December 4, 2015 at 8:28 am
Dear experts
I have a rather difficult record selection problem in a SQL 2012 database which results from sometimes-missing data.
First, the way it is supposed to work…
I have a table with registration details of patients in a population. There are about half a million patients, and each time their details change, a new record is generated. Each record has a patient ID and a From Date and To Date showing the date range in which the details stored on the record were applicable.
In principle therefore it should be straightforward, given a date, to pull out the relevant record for every patient in the population, using something like SELECT field1, …WHERE (DateAsAt >= IndexStartDate ) AND (DateAsAt<=IndexEndDate).
Very often, the From date in the “first” record for a given patient is null, representing some date in the dim and distant past. OK then, lets modify our naïve selection criteria to WHERE ((IndexStartDate IS NULL) OR( IndexStartDate<=DateAsAt)) AND (DateAsAt<=IndexEndDate).

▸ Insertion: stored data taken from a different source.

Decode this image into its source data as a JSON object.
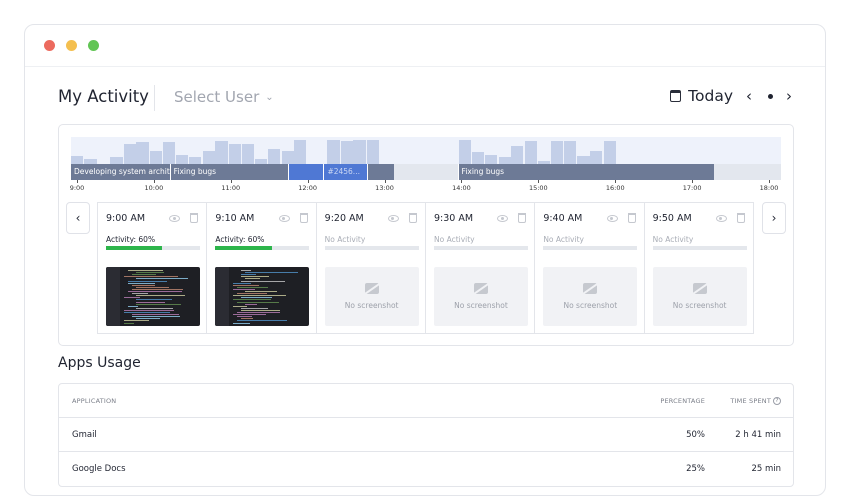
{
  "header": {
    "title": "My Activity",
    "select_user": "Select User",
    "today": "Today"
  },
  "timeline": {
    "tasks": [
      {
        "label": "Developing system architect...",
        "start": 9.0,
        "end": 10.25,
        "style": "dark"
      },
      {
        "label": "Fixing bugs",
        "start": 10.25,
        "end": 11.75,
        "style": "dark"
      },
      {
        "label": "",
        "start": 11.75,
        "end": 12.2,
        "style": "blue"
      },
      {
        "label": "#2456...",
        "start": 12.2,
        "end": 12.75,
        "style": "blue"
      },
      {
        "label": "",
        "start": 12.75,
        "end": 13.1,
        "style": "dark"
      },
      {
        "label": "Fixing bugs",
        "start": 13.9,
        "end": 17.15,
        "style": "dark"
      }
    ],
    "activity_levels": [
      {
        "start": 9.0,
        "level": 0.3
      },
      {
        "start": 9.17,
        "level": 0.2
      },
      {
        "start": 9.5,
        "level": 0.25
      },
      {
        "start": 9.67,
        "level": 0.75
      },
      {
        "start": 9.83,
        "level": 0.8
      },
      {
        "start": 10.0,
        "level": 0.5
      },
      {
        "start": 10.17,
        "level": 0.8
      },
      {
        "start": 10.33,
        "level": 0.35
      },
      {
        "start": 10.5,
        "level": 0.25
      },
      {
        "start": 10.67,
        "level": 0.5
      },
      {
        "start": 10.83,
        "level": 0.85
      },
      {
        "start": 11.0,
        "level": 0.75
      },
      {
        "start": 11.17,
        "level": 0.75
      },
      {
        "start": 11.33,
        "level": 0.2
      },
      {
        "start": 11.5,
        "level": 0.55
      },
      {
        "start": 11.67,
        "level": 0.5
      },
      {
        "start": 11.83,
        "level": 0.9
      },
      {
        "start": 12.25,
        "level": 0.9
      },
      {
        "start": 12.42,
        "level": 0.85
      },
      {
        "start": 12.58,
        "level": 0.9
      },
      {
        "start": 12.75,
        "level": 0.9
      },
      {
        "start": 13.92,
        "level": 0.9
      },
      {
        "start": 14.08,
        "level": 0.45
      },
      {
        "start": 14.25,
        "level": 0.35
      },
      {
        "start": 14.42,
        "level": 0.25
      },
      {
        "start": 14.58,
        "level": 0.65
      },
      {
        "start": 14.75,
        "level": 0.85
      },
      {
        "start": 14.92,
        "level": 0.1
      },
      {
        "start": 15.08,
        "level": 0.85
      },
      {
        "start": 15.25,
        "level": 0.85
      },
      {
        "start": 15.42,
        "level": 0.3
      },
      {
        "start": 15.58,
        "level": 0.5
      },
      {
        "start": 15.75,
        "level": 0.85
      }
    ],
    "ticks": [
      "9:00",
      "10:00",
      "11:00",
      "12:00",
      "13:00",
      "14:00",
      "15:00",
      "16:00",
      "17:00",
      "18:00"
    ]
  },
  "slots": [
    {
      "time": "9:00 AM",
      "activity": "Activity: 60%",
      "level": 0.6,
      "has_screenshot": true
    },
    {
      "time": "9:10 AM",
      "activity": "Activity: 60%",
      "level": 0.6,
      "has_screenshot": true
    },
    {
      "time": "9:20 AM",
      "activity": "No Activity",
      "level": 0,
      "has_screenshot": false
    },
    {
      "time": "9:30 AM",
      "activity": "No Activity",
      "level": 0,
      "has_screenshot": false
    },
    {
      "time": "9:40 AM",
      "activity": "No Activity",
      "level": 0,
      "has_screenshot": false
    },
    {
      "time": "9:50 AM",
      "activity": "No Activity",
      "level": 0,
      "has_screenshot": false
    }
  ],
  "no_screenshot_label": "No screenshot",
  "apps": {
    "title": "Apps Usage",
    "columns": {
      "application": "APPLICATION",
      "percentage": "PERCENTAGE",
      "time_spent": "TIME SPENT"
    },
    "rows": [
      {
        "name": "Gmail",
        "percentage": "50%",
        "time": "2 h 41 min"
      },
      {
        "name": "Google Docs",
        "percentage": "25%",
        "time": "25 min"
      }
    ]
  },
  "colors": {
    "activity_green": "#2db54b",
    "task_dark": "#6d7a96",
    "task_blue": "#4f78d4",
    "histogram": "#c3cfe8"
  }
}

This approach is however spannered by the fact that cases exist where the FromDate may be null multiple time for a given patient. (The To Date is always present, thankfully!) For instance:
PatientIDFromDateToDate
PatientANULL2015-01-19value11,value12, …
PatientANULL2015-06-30Value21,Value22, …
PatientANULL2500-12-31value31,value32, …
I am assuming that if the data were complete, it would read like this:
PatientIDFromDateToDate
PatientANULL2015-01-19value11,value12, …
PatientA2015-01-202015-06-30Value21,Value22, …
PatientA2015-07-012500-12-31value31,value32, …
Suppose I want to pull out the record that was current as at 2015-01-01. All three records fulfil my second WHERE condition, but I am most interested in the one whose ToDate is nearest to the AsAtDate, while still being greater than or equal to it.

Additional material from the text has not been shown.